My soul leaves my body every night

Like clockwork

No matter where I am

Or what I'm doing

It leaves

Like a puff of smoke

And I watch

My lifeless body lied on the ground

And I wait

And I wait

And wait...

I gasp, clutching my chest, feeling as if I had just drowned, it feels heavy against me, unfamiliar and unwanted. I wipe off the sweat formed on my forehead, glancing at the time, 5 am, just like it always is.

I grab the bottle of water on my bedside and down it, my throat feels dry and my body feels sore, I curl my toes and sigh in relief, I open the windows, letting in the little glimpse of sunlight in my room. I shiver at the cold breeze that hits me but the dim blue light of early mornings always comforted me, finally over. Like being stuck in a cave for so long and gladness floods over when you see that one tiny speck of light, but to me it seems, I keep ending back to where I started.

I've never told anyone about it, it only started when I turned 10 years of age, it felt...peculiar, having to watch my own body die in front of me yet feeling no remorse or fear of death, it felt..right. Although it always felt awful soon after, throat dry and body sore, a heavy heart from the burdens of my soul.

I once dared to leave my room when it happened, a child growing bored at the sight of its lifeless body but I never dared to do the same. Walking down the stairs of my home yet it felt so unfamiliar, just a house that I've never been before, I felt lost in its eerie atmosphere, it felt...lifeless.

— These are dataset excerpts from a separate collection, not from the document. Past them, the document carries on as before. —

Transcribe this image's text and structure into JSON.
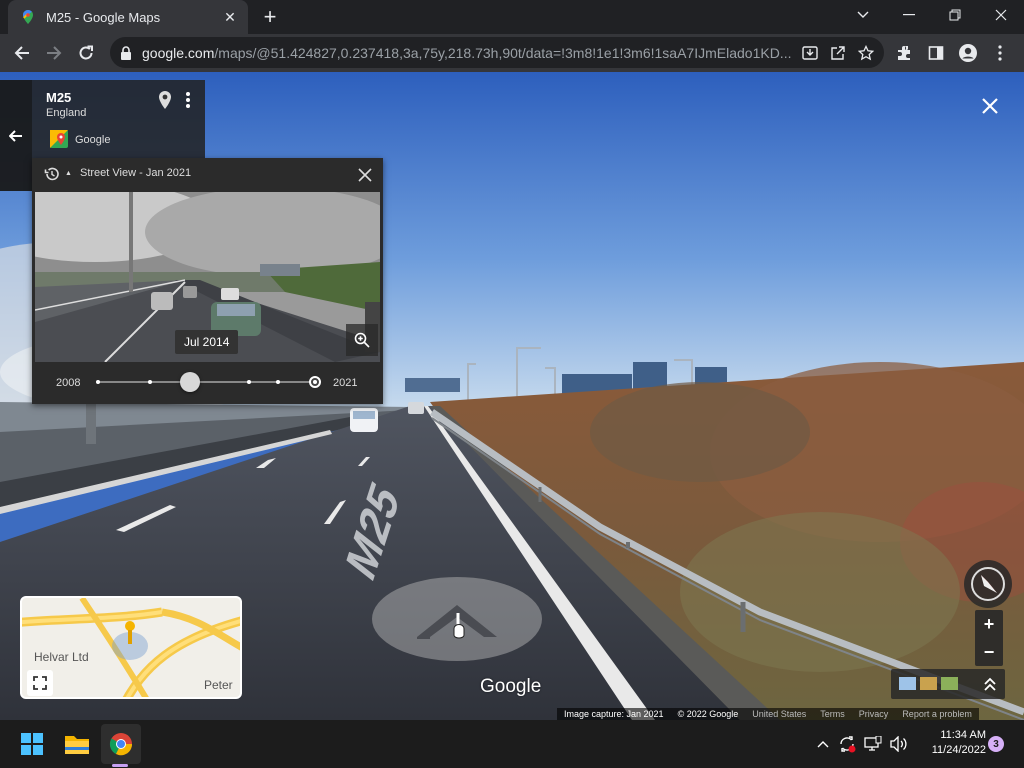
{
  "browser": {
    "tab_title": "M25 - Google Maps",
    "url_host": "google.com",
    "url_path": "/maps/@51.424827,0.237418,3a,75y,218.73h,90t/data=!3m8!1e1!3m6!1saA7IJmElado1KD..."
  },
  "infocard": {
    "road": "M25",
    "region": "England",
    "source": "Google"
  },
  "timepanel": {
    "label": "Street View - Jan 2021",
    "selected_date": "Jul 2014",
    "start_year": "2008",
    "end_year": "2021"
  },
  "minimap": {
    "poi_1": "Helvar Ltd",
    "poi_2": "Peter"
  },
  "logo": "Google",
  "footer": {
    "capture": "Image capture: Jan 2021",
    "copyright": "© 2022 Google",
    "region": "United States",
    "terms": "Terms",
    "privacy": "Privacy",
    "report": "Report a problem"
  },
  "taskbar": {
    "time": "11:34 AM",
    "date": "11/24/2022",
    "notifications": "3"
  },
  "colors": {
    "chrome_dark": "#202124",
    "chrome_toolbar": "#35363a",
    "sky": "#3d6cc0",
    "road": "#3c3f47",
    "taskbar": "#1c1c1c"
  }
}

But then I saw it. A pair of cautious eyes watching me. I knew then that it wasn't human, bloodshot eyes, troubled by its sins and the smell of grief and rotting flesh overwhelms me. I watched as it slowly made its way towards me, its limbs distorted into an awkward position.

I see you

Its voice made me shiver, it sounded grave and murky, like a desperate old man, begging for its salvation yet it never came. I was frozen in fear, helpless little soul. And it touched me, I remember little of how it felt but it left a mark, as if forcing me to remember of its existence. I remember feeling as if hell was beyond my touch, like waves washing over my purity, eating the innocence out of a child, it made me believe of the devil.

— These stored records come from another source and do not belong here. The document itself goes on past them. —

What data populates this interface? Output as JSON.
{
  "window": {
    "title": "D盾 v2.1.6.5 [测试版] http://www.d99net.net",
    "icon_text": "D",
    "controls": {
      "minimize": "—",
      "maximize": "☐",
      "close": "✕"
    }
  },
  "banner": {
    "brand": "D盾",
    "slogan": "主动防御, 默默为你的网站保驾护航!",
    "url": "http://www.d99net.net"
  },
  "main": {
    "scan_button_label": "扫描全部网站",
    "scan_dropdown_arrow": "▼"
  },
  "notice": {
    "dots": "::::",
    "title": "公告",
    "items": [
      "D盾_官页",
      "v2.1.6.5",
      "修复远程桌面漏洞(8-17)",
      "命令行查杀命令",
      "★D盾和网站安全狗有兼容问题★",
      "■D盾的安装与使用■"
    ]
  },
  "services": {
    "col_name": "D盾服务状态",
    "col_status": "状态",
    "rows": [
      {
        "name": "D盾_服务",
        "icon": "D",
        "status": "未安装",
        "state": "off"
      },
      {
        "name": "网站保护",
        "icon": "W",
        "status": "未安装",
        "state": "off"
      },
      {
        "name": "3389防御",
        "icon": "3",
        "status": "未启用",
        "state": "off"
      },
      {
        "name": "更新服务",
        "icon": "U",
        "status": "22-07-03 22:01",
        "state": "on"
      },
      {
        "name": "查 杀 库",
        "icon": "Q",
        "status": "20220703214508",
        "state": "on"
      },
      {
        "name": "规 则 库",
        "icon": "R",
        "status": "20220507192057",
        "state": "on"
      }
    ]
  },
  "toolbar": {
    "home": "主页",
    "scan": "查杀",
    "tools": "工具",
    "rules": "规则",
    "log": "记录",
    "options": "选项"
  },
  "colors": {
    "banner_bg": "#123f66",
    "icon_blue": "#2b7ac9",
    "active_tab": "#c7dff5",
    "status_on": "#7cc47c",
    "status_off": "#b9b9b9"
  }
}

But it was soon gone, gasping out the sensation of waking back up into my own body again. I watched as my skin turned the slightest shade of brown where its fingertips had held right at the side of my stomach. Ever since then I never left the room nor did I ever turned off my lights.

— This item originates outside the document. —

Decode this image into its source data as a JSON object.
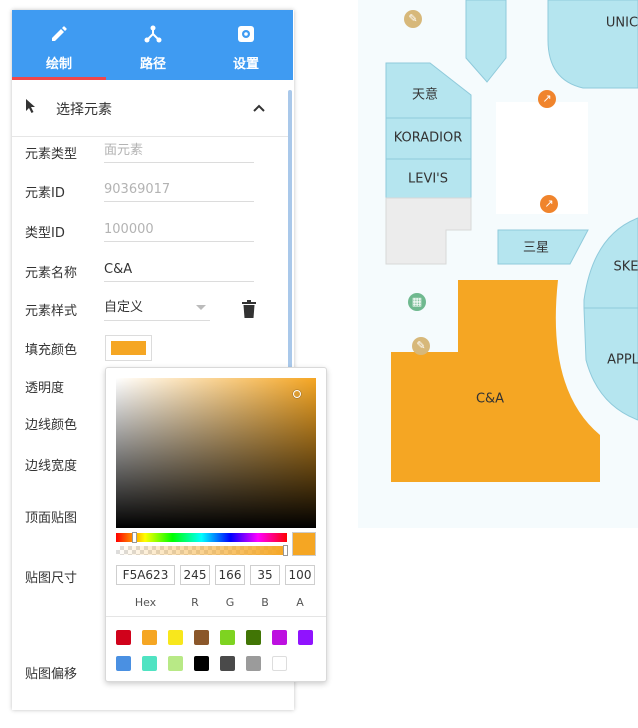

I liked to think that the creature had vanished over the years, a facade that comforted me slightly in my sleep but every now and then, I am reminded of it, the sound of its voice clouding over my thoughts and its eyes, the eyes of a sinful man.

I've tried many ways keeping my soul from leaving, sleeping pills, exhaustion, milk, yet none of them ever seemed to work. I've grown to live with it, cursed with the freedom of my soul.

I grab my set of earphones beside me and drown myself in music, in a way, the senseless lyrics comforted my overthinking mind. I open my curtains, ready for what the day has to offer, I'd like to think happy memories would dim away the demons lurking in the dark or a healthy body would somehow convince my soul not to leave it someday, finally appreciating what sleep has to offer.